Tips for Best Performance

1. GPU Layer Tuning

# Start with auto-configuration
engine.load_model("model.gguf", auto_configure=True)

# Then manually tune
engine.load_model("model.gguf", gpu_layers=20)  # Adjust based on VRAM

2. Context Size

# Smaller context = less VRAM
engine.load_model("model.gguf", ctx_size=512)   # 1GB VRAM
engine.load_model("model.gguf", ctx_size=2048)  # 4GB+ VRAM

3. Batch Size

# Larger batch = better throughput (if VRAM allows)
engine.load_model("model.gguf", batch_size=512)

4. Quantization Selection

Lower quantization = smaller model = faster loading, but slightly lower quality:

  • Q4_K_M: Best balance (recommended)
  • Q5_K_M: Higher quality, larger size
  • Q6_K: Highest quality, biggest size
  • Q3_K_M: Smallest, fastest, lower quality

Cloud Platform Quick Start

Google Colab

!pip install llcuda

import llcuda
engine = llcuda.InferenceEngine()
engine.load_model("gemma-3-1b-Q4_K_M", gpu_layers=26)
result = engine.infer("What is AI?")
print(result.text)

Kaggle

!pip install llcuda

import llcuda
engine = llcuda.InferenceEngine()
engine.load_model(
    "unsloth/gemma-3-1b-it-GGUF:gemma-3-1b-it-Q4_K_M.gguf",
    gpu_layers=26
)
result = engine.infer("Explain machine learning")
print(result.text)

View complete cloud platform guide →


Comparison: v1.0.x vs v1.1.0

Metric v1.0.x v1.1.0
Supported GPUs Compute 5.0 only Compute 5.0-8.9 (8 architectures)
Cloud Platforms ❌ None ✅ Colab, Kaggle
PyPI Package Size 50 MB 51 KB (hybrid architecture)
First Install Quick +3-5 min (downloads binaries/model)
Subsequent Use ~1 sec ~1 sec (cached)
Performance (940M) ~15 tok/s ~15 tok/s (same)
T4 Support ❌ Failed ✅ Works (~15 tok/s)
P100 Support ❌ Failed ✅ Works (~18 tok/s)

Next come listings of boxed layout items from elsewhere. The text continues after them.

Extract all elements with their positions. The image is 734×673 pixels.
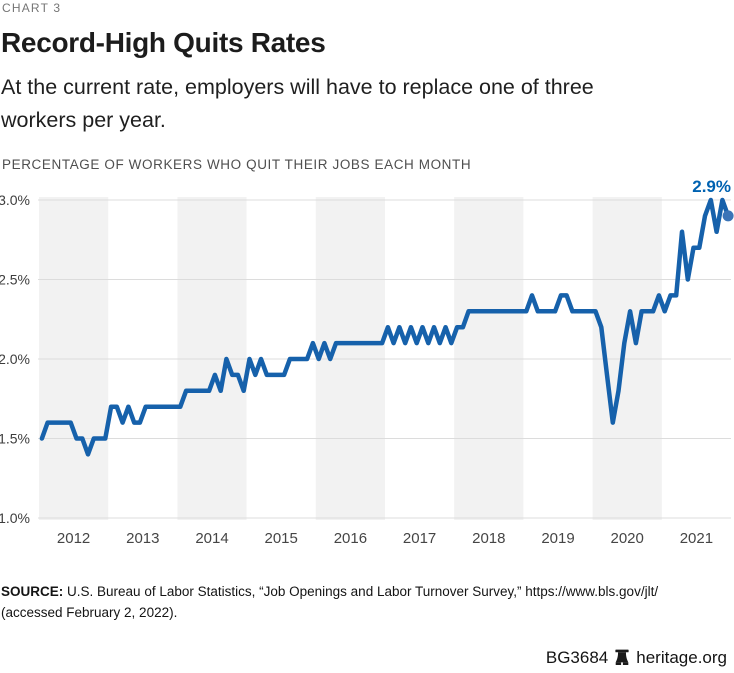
x-tick-2017: 2017 bbox=[403, 530, 436, 547]
y-tick-2.5%: 2.5% bbox=[0, 272, 30, 288]
quits-rate-line bbox=[39, 197, 731, 457]
x-tick-2020: 2020 bbox=[611, 530, 644, 547]
chart-number-kicker: CHART 3 bbox=[2, 1, 62, 15]
x-tick-2019: 2019 bbox=[541, 530, 574, 547]
x-tick-2018: 2018 bbox=[472, 530, 505, 547]
y-tick-3.0%: 3.0% bbox=[0, 192, 30, 208]
source-line2: (accessed February 2, 2022). bbox=[1, 604, 178, 620]
source-label: SOURCE: bbox=[1, 584, 64, 599]
x-tick-2013: 2013 bbox=[126, 530, 159, 547]
x-tick-2015: 2015 bbox=[265, 530, 298, 547]
site-name: heritage.org bbox=[636, 647, 727, 667]
source-line1: SOURCE: U.S. Bureau of Labor Statistics,… bbox=[1, 582, 658, 603]
end-point-dot bbox=[722, 210, 734, 222]
x-tick-2021: 2021 bbox=[680, 530, 713, 547]
end-value-label: 2.9% bbox=[692, 177, 731, 196]
chart-subtitle: At the current rate, employers will have… bbox=[1, 71, 594, 137]
source-note: SOURCE: U.S. Bureau of Labor Statistics,… bbox=[1, 582, 658, 623]
chart-subtitle-line1: At the current rate, employers will have… bbox=[1, 75, 594, 99]
x-tick-2016: 2016 bbox=[334, 530, 367, 547]
liberty-bell-icon bbox=[615, 649, 629, 665]
page-title: Record-High Quits Rates bbox=[1, 27, 326, 58]
report-credit: BG3684 heritage.org bbox=[546, 648, 727, 667]
x-tick-2012: 2012 bbox=[57, 530, 90, 547]
source-text: U.S. Bureau of Labor Statistics, “Job Op… bbox=[67, 584, 659, 599]
chart-subtitle-line2: workers per year. bbox=[1, 108, 166, 132]
chart-area: 3.0% 2.5% 2.0% 1.5% 1.0% 2012 2013 2014 2015 2016… bbox=[0, 177, 734, 547]
y-axis-description: PERCENTAGE OF WORKERS WHO QUIT THEIR JOB… bbox=[2, 157, 472, 172]
report-id: BG3684 bbox=[545, 647, 609, 667]
quits-rate-chart: 3.0% 2.5% 2.0% 1.5% 1.0% 2012 2013 2014 2015 2016… bbox=[0, 177, 734, 547]
y-tick-1.5%: 1.5% bbox=[0, 431, 30, 447]
x-tick-2014: 2014 bbox=[195, 530, 228, 547]
y-tick-2.0%: 2.0% bbox=[0, 351, 30, 367]
y-tick-1.0%: 1.0% bbox=[0, 510, 30, 526]
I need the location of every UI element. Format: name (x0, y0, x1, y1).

Hybrid Bootstrap Architecture: v1.1.0 uses a lightweight PyPI package (51 KB) that automatically downloads optimized binaries (~700 MB) and models (~770 MB) on first import based on your GPU. This solves PyPI's 100 MB file size limit while providing universal GPU support.

Backward compatible: v1.1.0 works exactly the same on GeForce 940M as v1.0.x.